Several problems exist with electric pumps however. Electric pumps generally operate less efficiently than mechanically driven fluid pumps. For example, in mechanically driven pumps the drive system is often about 96% efficient in providing power to the pumping assembly. On the other hand, an electric drive system is usually only about 80% efficient in providing power to the pumping assembly. Electric pumps are also usually less reliable than mechanically driven pumps during the operating life of the automotive vehicle. This lower reliability typically occurs because electric pumps are more complicated, thus providing more potential sources of failures. Electric pumps are also the source of more failures because the electric pump is usually mounted to the chassis of the automotive vehicle and is connected to the drivetrain components with fluid hoses and electrical wiring. As a result, these extra hoses and wires become susceptible to damage from being town, worn or cut. In contrast, mechanically driven pumps are often designed to be integral with a drivetrain component, making excess hoses and wires unnecessary. In addition, another problem with electric pumps is the difficulty of designing an electric pump into the electrical system of an automotive vehicle. Typically, automotive vehicles are provided with a 12V electrical system to power a variety of accessories. If an electric motor drivetrain is used in the automotive vehicle, another higher voltage electrical system may be provided for the electric motor. However, the electric pump is not always easily designed into either of these electrical systems because of load and efficiency considerations. One final problem with electric pumps is their cost, which is usually higher in automotive vehicles than mechanical pumps. As is well-known, automotive vehicles are typically produced by manufacturers in high volumes. As a result, mechanically driven pumps are usually less expensive since the capital cost of designing a specially adapted pump can be averaged across a large number of vehicles.

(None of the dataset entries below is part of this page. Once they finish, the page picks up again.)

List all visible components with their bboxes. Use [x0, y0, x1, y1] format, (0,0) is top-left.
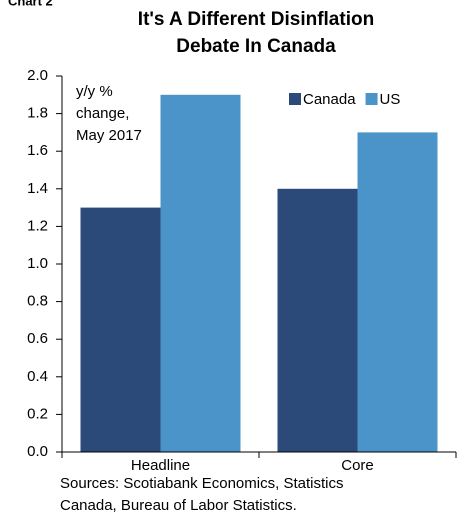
x-tick-label: Core — [341, 457, 374, 474]
bar — [357, 132, 438, 452]
y-tick-label: 0.4 — [27, 368, 48, 385]
source: Sources: Scotiabank Economics, Statistic… — [60, 475, 343, 492]
x-tick-label: Headline — [131, 457, 190, 474]
y-tick-label: 0.2 — [27, 405, 48, 422]
annotation: May 2017 — [76, 127, 142, 144]
chart-title: Debate In Canada — [176, 36, 336, 57]
y-tick-label: 2.0 — [27, 67, 48, 84]
bar — [80, 207, 161, 452]
legend-label: US — [380, 91, 401, 108]
y-tick-label: 0.0 — [27, 443, 48, 460]
y-tick-label: 1.6 — [27, 142, 48, 159]
bar — [160, 94, 241, 453]
y-tick-label: 0.8 — [27, 293, 48, 310]
annotation: y/y % — [76, 83, 113, 100]
y-tick-label: 1.2 — [27, 217, 48, 234]
chart-label: Chart 2 — [8, 0, 53, 8]
y-tick-label: 0.6 — [27, 330, 48, 347]
annotation: change, — [76, 105, 129, 122]
legend-swatch — [365, 93, 378, 105]
source: Canada, Bureau of Labor Statistics. — [60, 497, 297, 514]
y-tick-label: 1.0 — [27, 255, 48, 272]
y-tick-label: 1.4 — [27, 180, 48, 197]
legend-label: Canada — [303, 91, 356, 108]
legend-swatch — [289, 93, 301, 105]
bar — [277, 188, 358, 453]
y-tick-label: 1.8 — [27, 105, 48, 122]
chart-title: It's A Different Disinflation — [138, 9, 374, 30]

Accordingly, a mechanically driven fluid pump is provided for producing a fluid outflow that is not proportional to the speed of the input drive. The pump includes a control valve that directs some of the fluid from the pump assembly to an outflow port and some of the fluid to a diversion port. As the speed of the input drive charges, the position of the valve is altered, thus altering the proportion of fluid directed to the outflow and diversion ports. A mechanical governor that applies centrifugal force to swing arms can be used to alter the position of the control valve proportionately to the speed of the input drive.
Two embodiments of a pump assembly are provided with both embodiments capable of producing fluid flow when the rotational direction of the input drive is reversed. One embodiment is an impeller pump assembly that includes an impeller with forward and reverse impeller sections. When the input drive rotates, one of the impeller sections is sealed by a dividing plate, thus producing fluid flow from one of the impeller sections. Another embodiment is a cam piston pump assembly. The cam piston pump assembly includes a cam attached to the input shaft and a pushrod biased against the cam. The pushrod reciprocates a piston which forces fluid through a control valve.